Manufacturing scale always has been critically important in the automotive industry. Building cars requires so much upfront capital investment that it practically forces automakers to build as many cars as they can. It’s a whole lot easier to spread a $1 billion investment over 250,000 cars a year than 50,000 a year. And yet, we’re fast approaching a future where being the biggest will be a disadvantage.
A century ago automakers such as Ford and General Motors set out to become as vertically integrated as possible. Because they were the largest automakers in the world, making most of their parts and components in-house gave them an advantage in scale that no one else could match.
Half a century ago, Volkswagen decided to concentrate all of its efforts on building one model, the Beetle, to provide it with the greatest scale it could muster. That strategy worked well for decades.

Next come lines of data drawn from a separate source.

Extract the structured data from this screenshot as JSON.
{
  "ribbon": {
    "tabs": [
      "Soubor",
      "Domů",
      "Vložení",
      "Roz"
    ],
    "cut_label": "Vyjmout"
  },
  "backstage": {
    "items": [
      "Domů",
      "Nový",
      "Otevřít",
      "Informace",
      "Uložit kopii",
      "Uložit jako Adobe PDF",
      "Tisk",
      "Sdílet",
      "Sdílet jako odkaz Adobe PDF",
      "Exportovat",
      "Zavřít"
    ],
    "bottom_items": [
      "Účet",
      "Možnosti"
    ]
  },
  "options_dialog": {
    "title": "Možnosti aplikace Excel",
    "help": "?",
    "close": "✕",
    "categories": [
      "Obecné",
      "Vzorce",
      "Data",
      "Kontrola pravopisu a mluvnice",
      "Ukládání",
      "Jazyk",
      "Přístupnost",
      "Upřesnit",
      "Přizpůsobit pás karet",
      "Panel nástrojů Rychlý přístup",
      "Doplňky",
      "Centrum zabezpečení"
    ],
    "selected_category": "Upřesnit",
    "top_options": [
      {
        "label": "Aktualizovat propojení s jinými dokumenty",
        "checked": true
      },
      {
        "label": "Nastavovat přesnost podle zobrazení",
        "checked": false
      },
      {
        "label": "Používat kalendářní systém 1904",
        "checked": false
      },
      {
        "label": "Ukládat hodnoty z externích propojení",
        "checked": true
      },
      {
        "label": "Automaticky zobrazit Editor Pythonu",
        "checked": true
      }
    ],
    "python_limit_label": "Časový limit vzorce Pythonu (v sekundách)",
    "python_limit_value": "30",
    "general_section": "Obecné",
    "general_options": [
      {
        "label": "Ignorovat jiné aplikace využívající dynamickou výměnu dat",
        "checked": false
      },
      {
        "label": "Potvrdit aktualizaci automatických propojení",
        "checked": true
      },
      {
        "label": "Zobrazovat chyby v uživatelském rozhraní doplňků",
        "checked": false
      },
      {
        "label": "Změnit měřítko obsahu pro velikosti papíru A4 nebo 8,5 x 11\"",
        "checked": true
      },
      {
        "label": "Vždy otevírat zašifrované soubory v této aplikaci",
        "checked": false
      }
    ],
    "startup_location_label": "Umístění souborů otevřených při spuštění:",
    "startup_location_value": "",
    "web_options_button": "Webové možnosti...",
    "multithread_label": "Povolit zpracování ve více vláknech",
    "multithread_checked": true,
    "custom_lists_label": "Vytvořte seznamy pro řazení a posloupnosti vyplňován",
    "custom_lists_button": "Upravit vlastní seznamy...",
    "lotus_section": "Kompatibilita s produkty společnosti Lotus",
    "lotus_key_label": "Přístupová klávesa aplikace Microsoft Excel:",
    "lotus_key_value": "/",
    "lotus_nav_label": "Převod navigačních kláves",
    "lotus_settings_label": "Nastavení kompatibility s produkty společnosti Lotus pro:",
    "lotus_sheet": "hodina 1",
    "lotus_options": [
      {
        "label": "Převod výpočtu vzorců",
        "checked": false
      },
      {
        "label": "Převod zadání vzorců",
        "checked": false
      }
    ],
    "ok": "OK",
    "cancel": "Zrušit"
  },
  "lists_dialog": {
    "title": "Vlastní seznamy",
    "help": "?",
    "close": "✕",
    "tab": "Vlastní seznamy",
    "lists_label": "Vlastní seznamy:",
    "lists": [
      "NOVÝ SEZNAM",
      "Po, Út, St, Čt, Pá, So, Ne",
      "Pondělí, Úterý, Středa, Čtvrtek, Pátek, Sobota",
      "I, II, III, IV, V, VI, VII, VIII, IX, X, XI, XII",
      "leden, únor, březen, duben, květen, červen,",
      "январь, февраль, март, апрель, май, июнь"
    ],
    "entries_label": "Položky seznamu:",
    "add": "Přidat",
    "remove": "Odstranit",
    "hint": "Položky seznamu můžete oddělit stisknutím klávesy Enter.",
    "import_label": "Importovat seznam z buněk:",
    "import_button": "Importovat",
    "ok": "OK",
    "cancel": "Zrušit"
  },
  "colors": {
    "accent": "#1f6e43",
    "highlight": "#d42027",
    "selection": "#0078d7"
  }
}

Today automakers are achieving scale by sharing common architectures, powertrains and components across all the different models and brands they own. And they are acquiring competitors; much like Renault-Nissan just did by getting Mitsubishi. R-N-M will probably finish out the year as the largest automaker in the world, giving it greater scale than anyone else.
But we’re fast approaching “Peak Auto” where global auto sales are going to plateau and start declining. In fact, we’ve already hit “Peak Auto” in the U.S. market. A smaller percentage of the American public is buying new cars, and a declining percentage is getting a driver’s license. Sales probably will never again exceed the record they set in 2016.
Several studies predict a big drop off in the seasonally adjusted annual rate in the U.S. market by the mid-2020s, down to only 13 million units. Merrill Lynch predicts it will fall this far due to so many cars coming off lease every year. It predicts we will see 5 million off-lease cars flooding the market every year, driving down prices of used cars, which in turn will cripple new car sales.
Others, like Barclays or RethinkX, forecast sales will plummet as more and more consumers decide to stop owning cars and instead start buying their mobility on an as-needed basis. The emergence of urban aviation, using vertical takeoff and landing craft to transport people and cargo, only will accelerate this trend.
We can debate whether or not this impact will hit in the next decade, the decade after that or the one after that. But it’s coming. And most automakers are unprepared for this eventuality.
But at least one of them is getting ready. GM is bragging to analysts it still can deliver a net profit of $4 billion to $6 billion even if U.S. sales drop by 25%. It says it can break even with a SAAR of only 10 million to 11 million vehicles. More automakers need to take a serious look at their manufacturing footprint and breakeven point.
While scale played such a critical role for over a century, the advantage may now gravitate towards automakers that are profitable with much smaller manufacturing footprints. For example, Mazda is solidly profitable selling only 1.6 million cars a year globally. Subaru is profitable selling only 1 million.
In fact, Tesla probably will have a far easier time ramping up its production to 500,000 vehicles a year than a GM would have trying to downsize to only 6 million a year.
In the U.S. today there are 15 OEMs with 36 different brands selling 310 different models. And that does not include the thousands of trim line permutations they offer. Does the market need so much choice? No it does not. And if you believe that markets are rational, then something’s got to give.
Like the old saying goes, “the bigger they are, the harder they’ll fall.”